L'intolérance au glucose concerne 5 à 10 % des enfants obèses. Elle est définie par une glycémie à jeun normale et une glycémie > 7,8 mmol/l et < 11,1 mmol/l 120 minutes après ingestion du glucose au cours d'une HGPO. En pratique clinique, la réalisation d'une HGPO n'est pas utile car ni l'insulinorésistance ni l'intolérance au glucose ne requièrent de traitement spécifique de manière consensuelle.
Le diabète est rare chez l'enfant obèse. C'est une complication de l'adulte obèse. En pratique clinique, le dosage de la glycémie à jeun à la recherche d'un diabète doit être réservé à l'enfant de plus de 10 ans dans des cas particuliers (obésité sévère, antécédents familiaux de diabète précoce chez un enfant à peau noire ou métissée, suspicion clinique de diabète).

Tableau 16.2. Complications dans le cadre d'une obésité commune de l'enfant.
Complications métaboliques et endocriniennes
  • Insulinorésistance
  • Intolérance au glucose, diabète
  • Dyslipidémies
  • Puberté avancée chez la fille, puberté normale chez le garçon
  • Troubles des règles, syndrome des ovaires polykystiques
  • Élévation de la TSH sans hypothyroïdie
Complications cardiovasculaires et respiratoires
  • Élévation de la pression artérielle, HTA
  • Asthme (surtout à l'effort)
  • Syndrome d'apnées du sommeil
Complications orthopédiques
  • Genu valgum (fréquent et bénin)
  • Douleurs musculaires
  • Épiphysiolyse de la tête fémorale
Complications digestives
  • Stéatose hépatique
Complications morphologiques et cutanées
  • Adipogynécomastie, enfouissement de la verge
  • Hypersudation, intertrigo, hypertrichose, vergetures
Complications psychosociales
  • Souffrance psychologique (diminution de l'estime de soi, troubles anxieux)
  • Discrimination sociale (notamment en milieu scolaire)

 

Une dyslipidémie atteint environ 20 % des enfants obèses. Elle inclut principalement une diminution du HDL-cholestérol et une hypertriglycéridémie, plus rarement une élévation du LDL-cholestérol. Elle ne nécessite presque toujours aucune prise en charge spécifique, en dehors de celle de l'obésité.
La recherche systématique d'une dyslipidémie doit être limitée aux enfants ayant des antécédents familiaux d'hypercholestérolémie, à la recherche d'une hypercholestérolémie familiale, seule dyslipidémie nécessitant une prise en charge thérapeutique chez l'enfant obèse.

Complications endocriniennes

Une accélération de la croissance staturale est souvent observée dans l'obésité commune, avec une taille définitive normale.

La puberté débute parfois plus tôt chez les filles obèses (entre 8 et 10 ans), mais elle survient le plus souvent à un âge normal chez les garçons.
Les garçons se plaignent parfois de verge enfouie dans la masse graisseuse hypogastrique ou d'adipogynécomastie (accumulation de graisse au niveau de la région mammaire simulant le développement de seins). Ces dysmorphies peuvent induire de sérieux troubles psychologiques.
Il existe parfois des troubles des règles (spanioménorrhée ou aménorrhée) chez les adolescentes. Le syndrome des ovaires polykystiques, se manifestant entre autres par une hyperandrogénie, est plus rare que chez l'adulte.

Complications respiratoires et cardiovasculaires

L'asthme atteint avec une plus grande fréquence les enfants obèses. Il s'exprime souvent par une dyspnée ou une toux à l'effort. Son traitement est indispensable pour améliorer la tolérance de l'effort physique.

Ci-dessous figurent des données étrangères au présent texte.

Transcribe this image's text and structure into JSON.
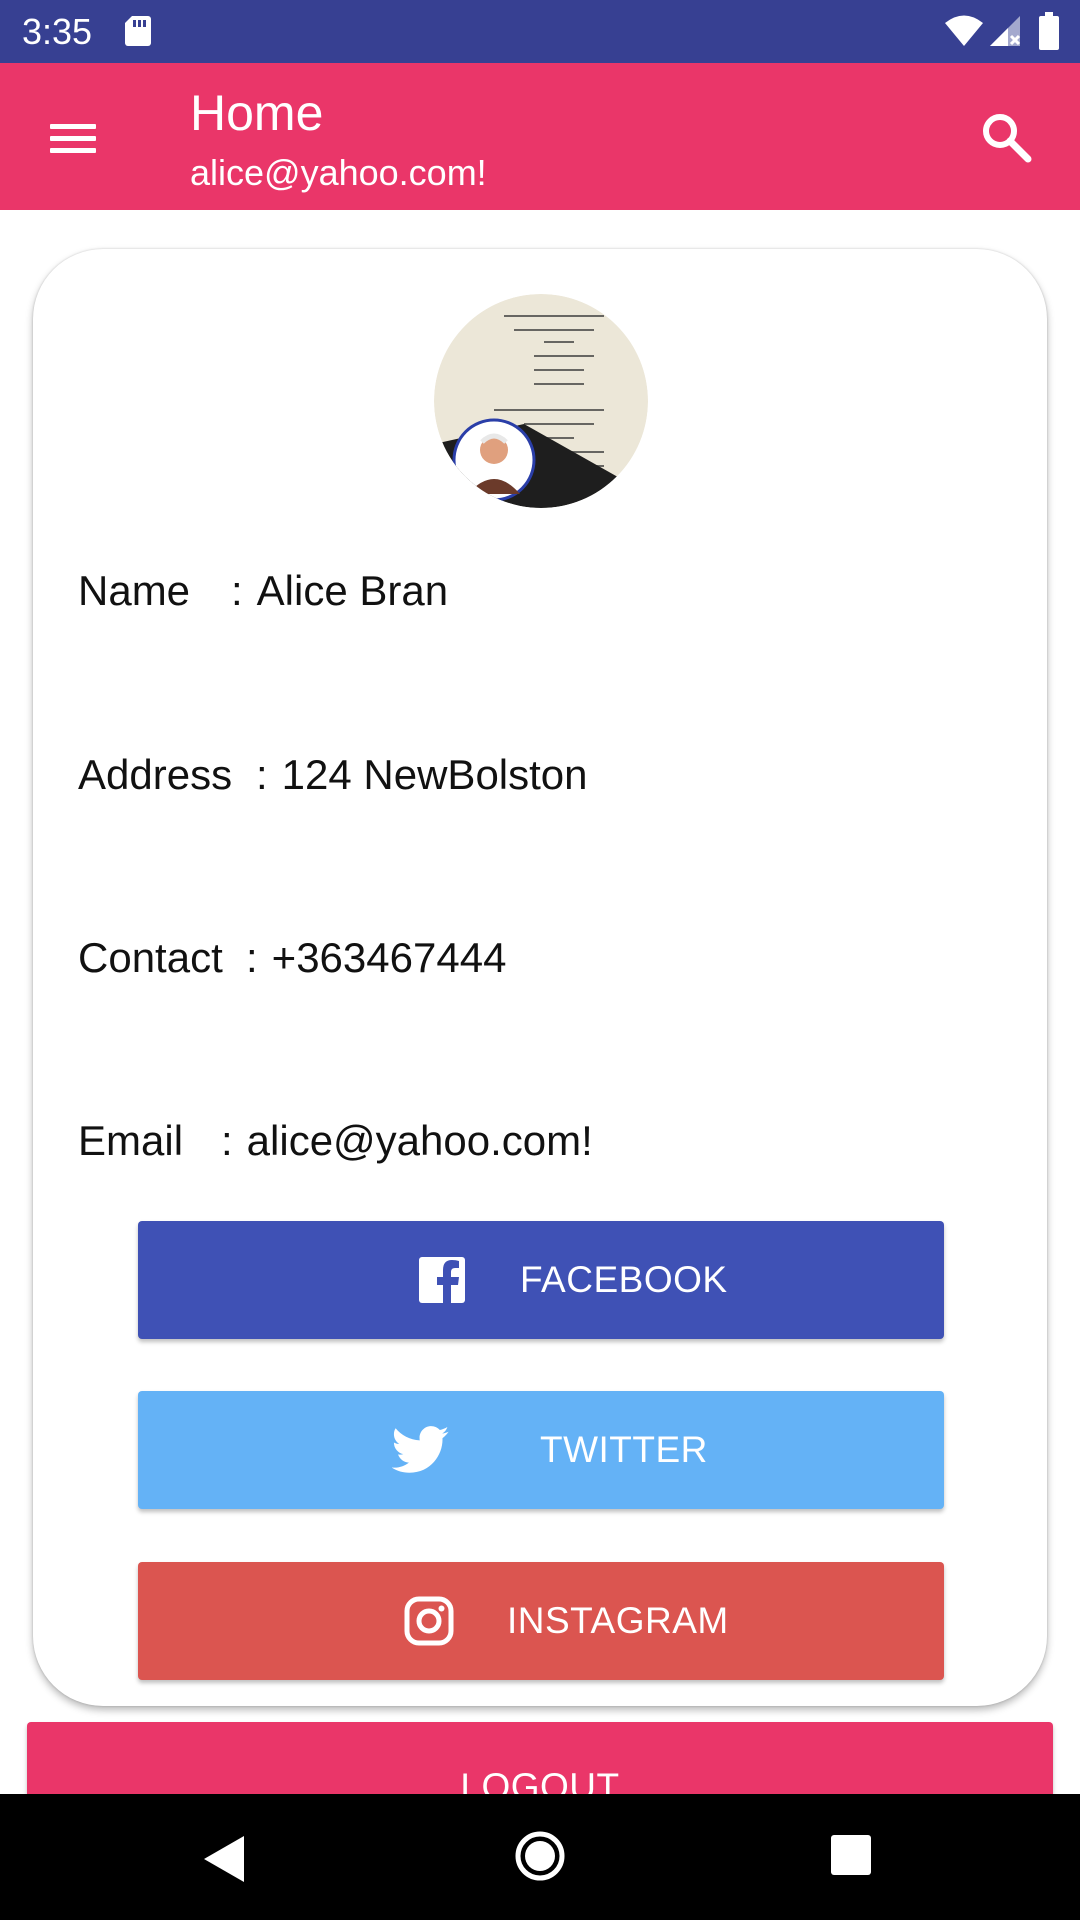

Le syndrome d'apnées obstructives du sommeil (SAOS) est rare mais potentiellement grave. Atteignant principalement les enfants souffrant d'obésité morbide, il se manifeste par des ronflements nocturnes importants avec reprise inspiratoire bruyante, une somnolence diurne ou des troubles du sommeil, parfois une énurésie. En plus de la réduction pondérale, le SAOS nécessite la mise en route d'une pression positive continue nasale dans les formes sévères (voir chapitre 62).

Les pressions artérielles systolique et diastolique de repos sont souvent augmentées, mais elles dépassent rarement les limites physiologiques. L'hypertension artérielle (voir chapitre 50) atteint moins de 5 % des enfants obèses.

Complications digestives

Une stéatose hépatique est rencontrée chez 10 à 20 % des enfants obèses.
Elle s'exprime principalement par une augmentation modérée des transaminases à 1,5 à 2 fois la normale ; une élévation plus importante ou persistante de celles-ci ou une augmentation des γGT doivent faire évoquer une stéatohépatite ou une autre hépatopathie. Son évolution est presque toujours bénigne chez l'enfant.
Elle n'est recherchée qu'en cas d'antécédents familiaux de maladie hépatique (notamment de stéatohépatite) ou dans les obésités sévères.

Complications orthopédiques

Le genu valgum est fréquent. Il ne se complique ni de douleurs ni d'arthrose.

Des douleurs musculaires des membres inférieurs ou du dos sont fréquentes et parfois invalidantes, mais elles ne traduisent pas l'existence d'anomalies articulaires dégénératives (comme c'est le cas chez l'adulte).

L'épiphysiolyse de la tête fémorale est beaucoup plus rare mais constitue une urgence orthopédique. Sous l'effet du poids, une dysplasie du cartilage de conjugaison apparaît, entraînant une diminution de sa résistance mécanique puis un glissement de la tête fémorale sur la métaphyse. Elle se manifeste par des douleurs de hanche ou du genou d'installation progressive (voir chapitre 70).

Complications psychosociales

Quel que soit l'âge, l'obésité entraîne une souffrance psychologique de l'enfant dont l'expression clinique est très variée. Une souffrance vis-à-vis du regard d'autrui, mais aussi liée à sa propre image du corps chez les plus âgés, est quasi-systématique dès que l'enfant est susceptible d'en prendre conscience.
La discrimination sociale de l'enfant obèse existe également dès le plus jeune âge, notamment en milieu scolaire.

 

3. Indications d'une enquête paraclinique

Aucun bilan paraclinique systématique à la recherche de complications n'est habituellement nécessaire. La prescription d'examens complémentaires doit être guidée par les données de l'interrogatoire et de l'examen clinique.

Les recommandations de la HAS de 2011 sont plus larges que celles proposées par la plupart des experts. Elles incluent un bilan systématique chez l'enfant ayant un surpoids avec antécédent familial de diabète ou de dyslipidémie ainsi que chez l'enfant ayant une obésité : exploration des anomalies lipidiques (cholestérol total, HDL et LDL et triglycérides plasmatiques), glycémie à jeun et transaminases. 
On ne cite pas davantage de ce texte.